Howland Park commissioners to seek input on future of parks
HOWLAND — Howland Park commissioners have been meeting with local community groups and sports organizations as they plan the future of the township’s three parks.
Park commissioners have scheduled two public meetings to discuss the future of the Howland Township Park in the north central part of the township, Morgandale Park in the northwest and Bolindale Park in the southwest.
The meetings are set for 10 a.m. Friday and 6 p.m. Feb. 27 both at the township Administration Building.
Andrew Bednar, an architect with Baker, Bednar and Snyder, said the meetings will be informational gatherings inviting residents to express what they would like to see at the park.

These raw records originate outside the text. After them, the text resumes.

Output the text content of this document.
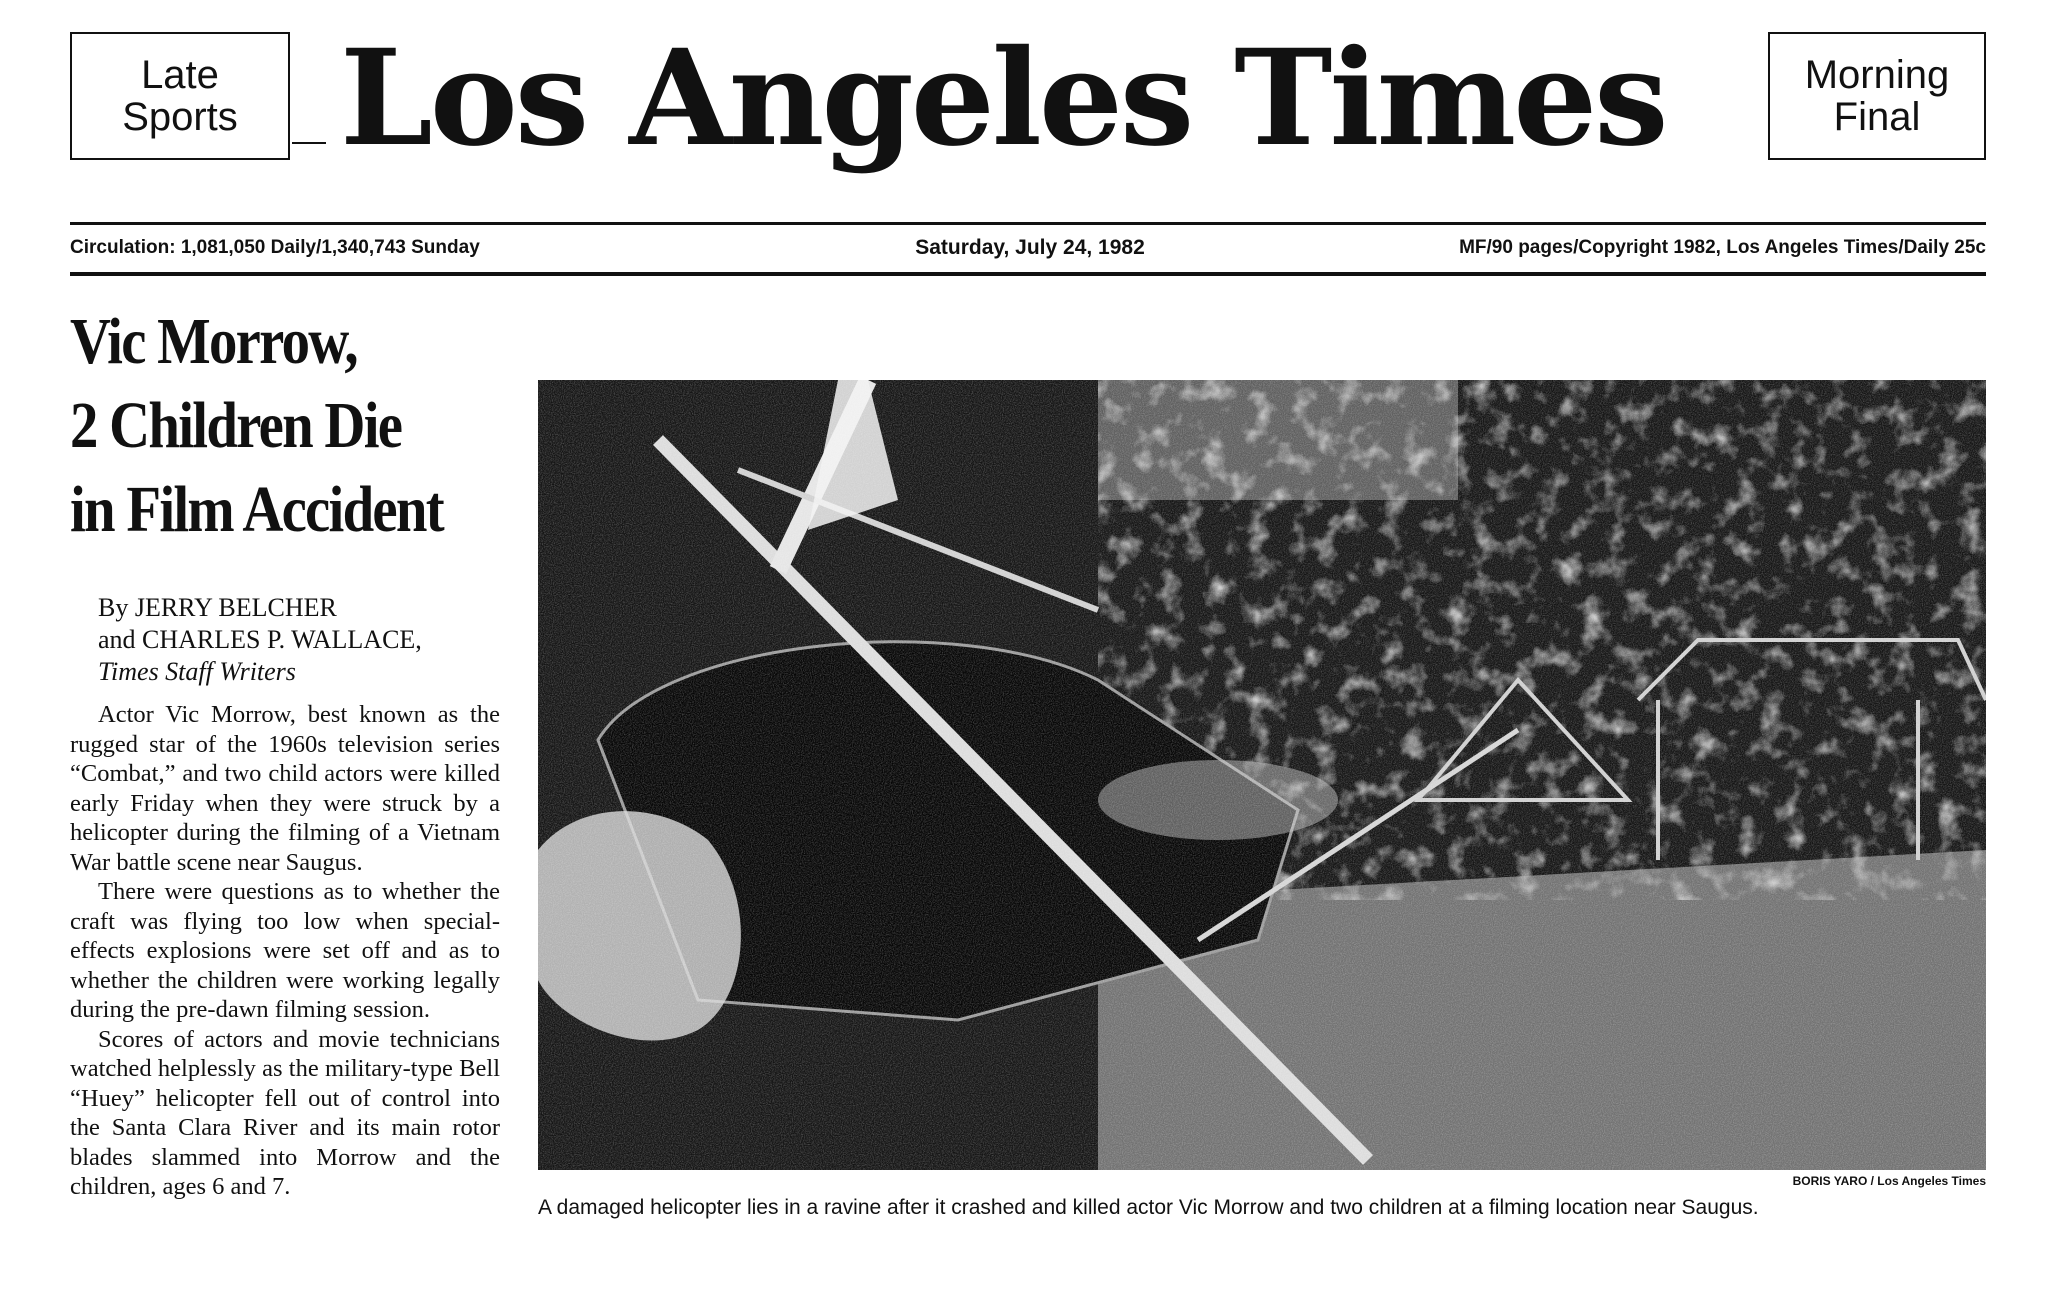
Late
Sports Los Angeles Times	Morning
Final
Circulation: 1,081,050 Daily/1,340,743 Sunday	Saturday, July 24, 1982	MF/90 pages/Copyright 1982, Los Angeles Times/Daily 25c
Vic Morrow,
2 Children Die
in Film Accident
By JERRY BELCHER
and CHARLES P. WALLACE,
Times Staff Writers

Actor Vic Morrow, best known as the rugged star of the 1960s television series “Combat,” and two child actors were killed early Friday when they were struck by a helicopter during the filming of a Vietnam War battle scene near Saugus.

There were questions as to whether the craft was flying too low when special-effects explosions were set off and as to whether the children were working legally during the pre-dawn filming session.

Scores of actors and movie technicians watched helplessly as the military-type Bell “Huey” helicopter fell out of control into the Santa Clara River and its main rotor blades slammed into Morrow and the children, ages 6 and 7.	BORIS YARO / Los Angeles Times
A damaged helicopter lies in a ravine after it crashed and killed actor Vic Morrow and two children at a filming location near Saugus.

Jessica Gault, chairwoman of the park commissioners, said the commissioners have met with Howand Township trustees, the Howland Athletic Club and others about potential improvements and enhancements to the parks.

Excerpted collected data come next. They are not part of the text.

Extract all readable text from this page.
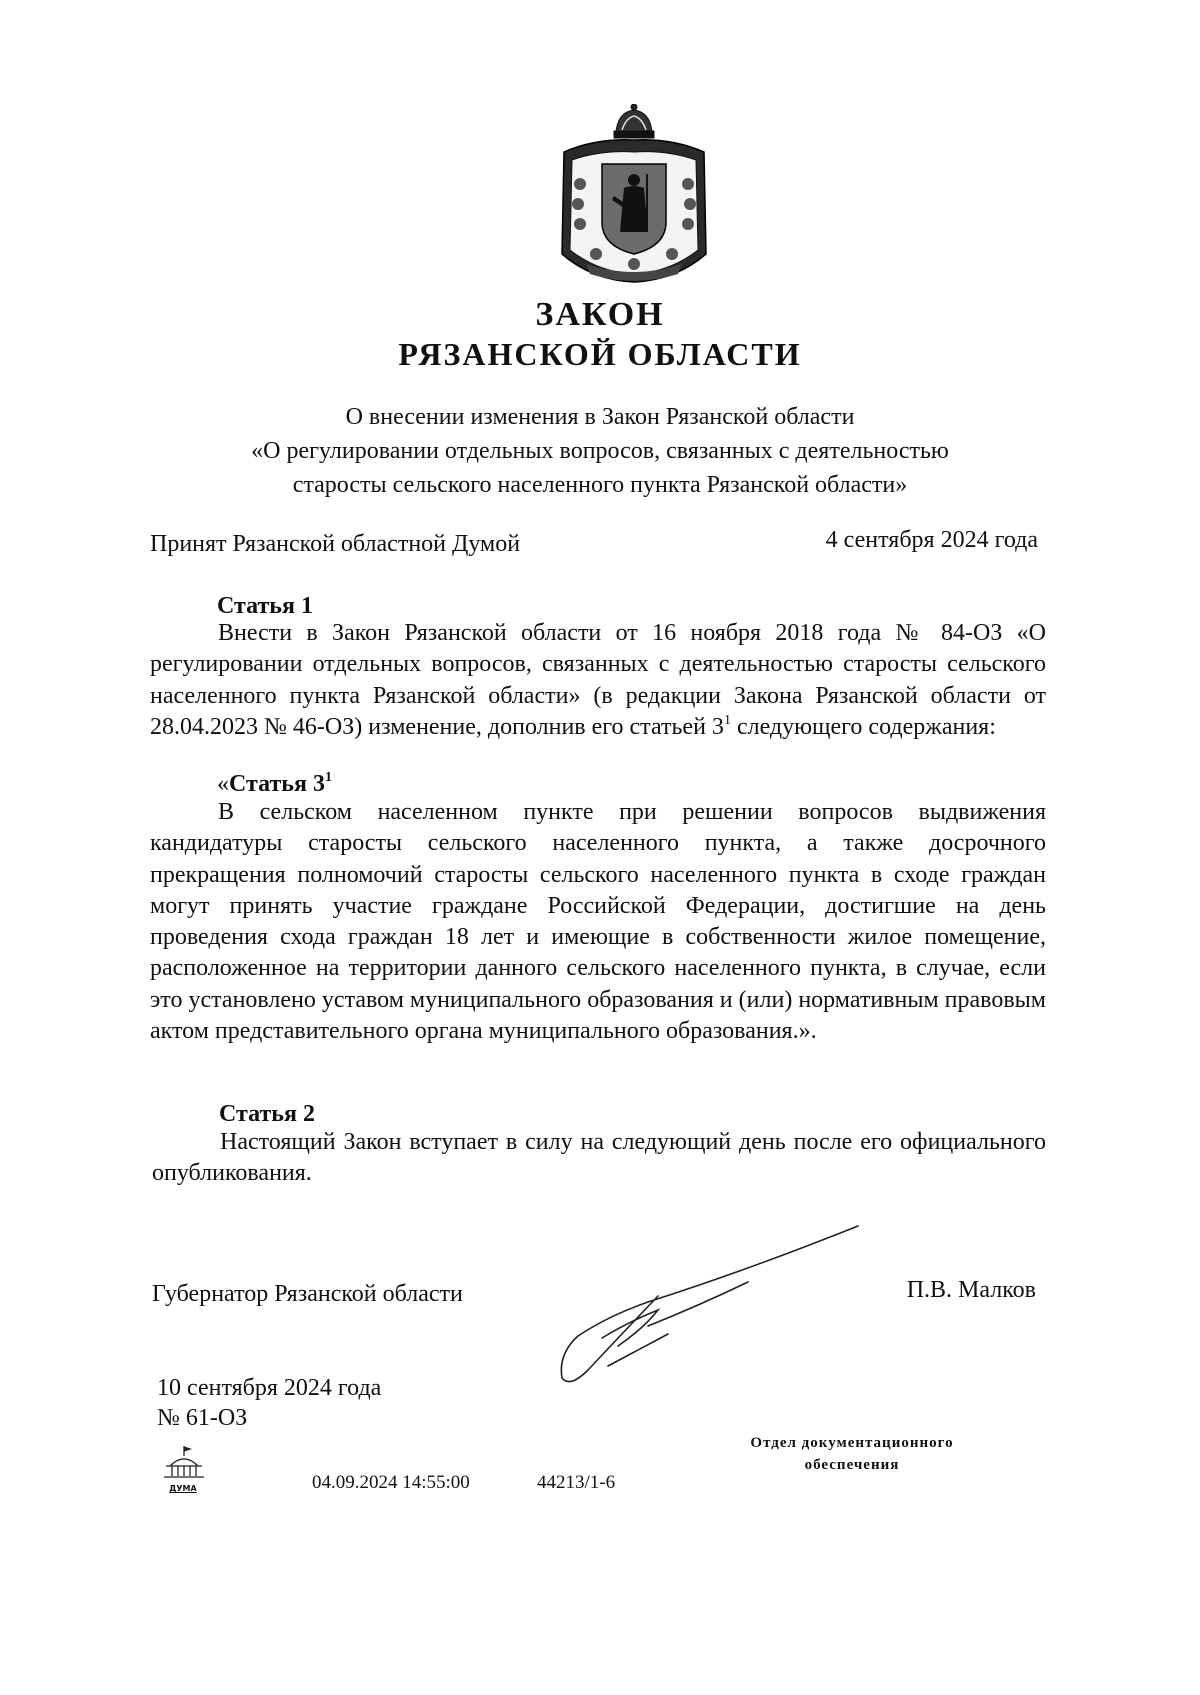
ЗАКОН
РЯЗАНСКОЙ ОБЛАСТИ
О внесении изменения в Закон Рязанской области
«О регулировании отдельных вопросов, связанных с деятельностью
старосты сельского населенного пункта Рязанской области»
Принят Рязанской областной Думой	4 сентября 2024 года
Статья 1
Внести в Закон Рязанской области от 16 ноября 2018 года № 84-ОЗ «О регулировании отдельных вопросов, связанных с деятельностью старосты сельского населенного пункта Рязанской области» (в редакции Закона Рязанской области от 28.04.2023 № 46-ОЗ) изменение, дополнив его статьей $3^1$ следующего содержания:
«Статья $3^1$
В сельском населенном пункте при решении вопросов выдвижения кандидатуры старосты сельского населенного пункта, а также досрочного прекращения полномочий старосты сельского населенного пункта в сходе граждан могут принять участие граждане Российской Федерации, достигшие на день проведения схода граждан 18 лет и имеющие в собственности жилое помещение, расположенное на территории данного сельского населенного пункта, в случае, если это установлено уставом муниципального образования и (или) нормативным правовым актом представительного органа муниципального образования.».
Статья 2
Настоящий Закон вступает в силу на следующий день после его официального опубликования.
Губернатор Рязанской области	П.В. Малков
10 сентября 2024 года
№ 61-ОЗ
ДУМА	04.09.2024 14:55:00	44213/1-6
Отдел документационного
обеспечения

Bolindale Park has seen an increase in users with addition of pickleball courts and a farmer’s market, while Howland Township Park has seen summer lawn concerts, summer youth recreational programs, Tiger Town improvements and sporting events.
Last year, the commissioners hired Baker, Bednar and Snyder Associates Inc.,at $14,000 to create a five-year comprehensive plan for park improvements and additions.

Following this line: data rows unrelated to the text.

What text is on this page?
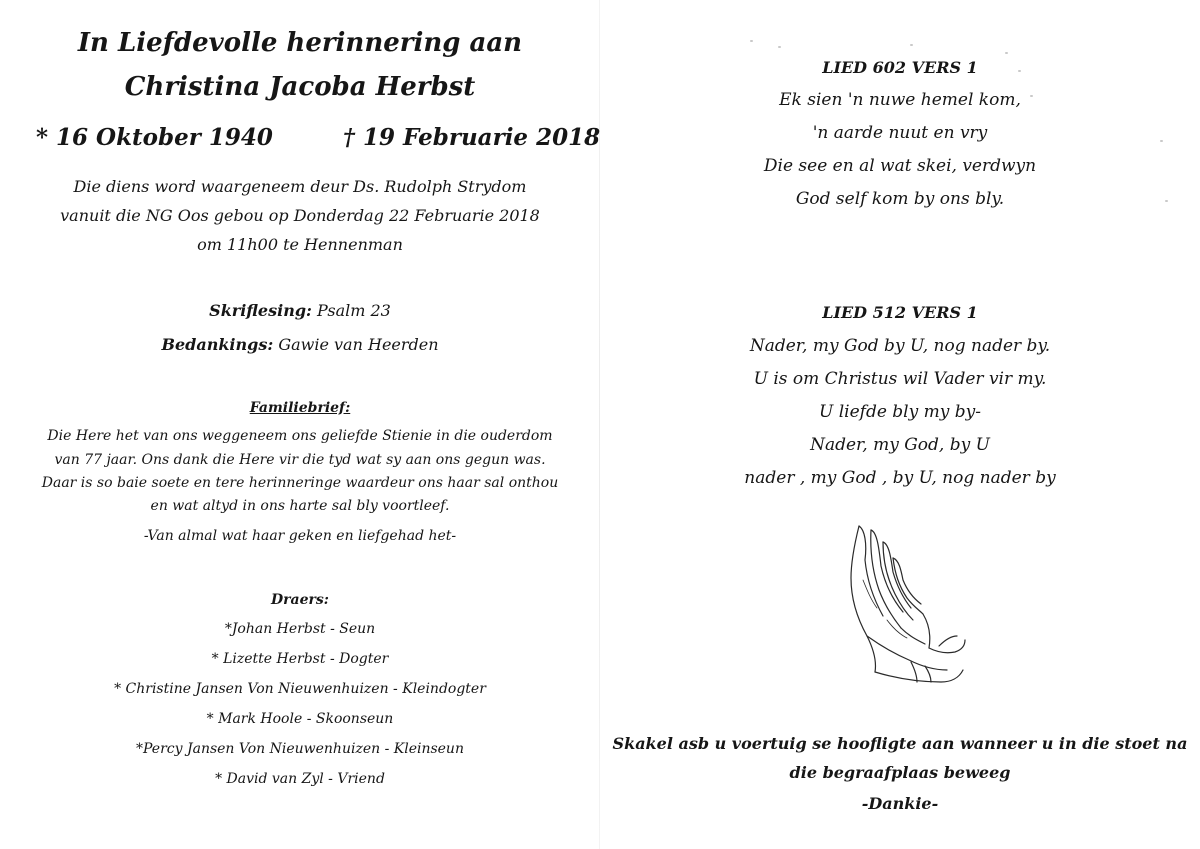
In Liefdevolle herinnering aan
Christina Jacoba Herbst
* 16 Oktober 1940	† 19 Februarie 2018
Die diens word waargeneem deur Ds. Rudolph Strydom
vanuit die NG Oos gebou op Donderdag 22 Februarie 2018
om 11h00 te Hennenman
Skriflesing: Psalm 23
Bedankings: Gawie van Heerden
Familiebrief:
Die Here het van ons weggeneem ons geliefde Stienie in die ouderdom
van 77 jaar. Ons dank die Here vir die tyd wat sy aan ons gegun was.
Daar is so baie soete en tere herinneringe waardeur ons haar sal onthou
en wat altyd in ons harte sal bly voortleef.
-Van almal wat haar geken en liefgehad het-
Draers:
*Johan Herbst - Seun
* Lizette Herbst - Dogter
* Christine Jansen Von Nieuwenhuizen - Kleindogter
* Mark Hoole - Skoonseun
*Percy Jansen Von Nieuwenhuizen - Kleinseun
* David van Zyl - Vriend
LIED 602 VERS 1
Ek sien 'n nuwe hemel kom,
'n aarde nuut en vry
Die see en al wat skei, verdwyn
God self kom by ons bly.
LIED 512 VERS 1
Nader, my God by U, nog nader by.
U is om Christus wil Vader vir my.
U liefde bly my by-
Nader, my God, by U
nader , my God , by U, nog nader by
Skakel asb u voertuig se hoofligte aan wanneer u in die stoet na
die begraafplaas beweeg
-Dankie-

Park Commissioners said work needs done on the aging Tiger Town playground and have also discussed additions such as an outdoor exercise area and community garden.
Park Commissioner Allen Seman has said the plan will help set objectives and goals over the next five years.
Commissioners have been informed the Howland Health and Wellness Committee will work with them to create an outdoor fitness exercise area with the wellness committee to seek grants for the project.
Jenna Amerine, Trumbull County health educator / Creating Healthy Communities program coordinator, said the township received a $16,000 Creating Healthy Communities grant from the Ohio Department of Health for 2019 to cover improvements at Bolindale Park.
Amerine had said the money can be used for a community garden at the old basketball area of the park for promoting healthy eating. She said the garden would include raised garden beds for those in wheelchairs. A total of $8,000 will likely be used for the garden and $8,000 for healthy active living initiatives.
“Getting input from the public is important to us,” Seman said.
Amanda Stewart, president of the Howland Athletic Club, suggested promoting the park and future goals at the July 4 parade and celebration. Stewart said a building at the park could be rented by the public for events and generate income.
Gault said the upcoming meetings are designed to help with the comprehensive plan.
“Community input for the future of the parks is key,” she said.
The park are funded by a levy which brings in around $300,000 per year with the owner of $100,000 home paying $3 per year.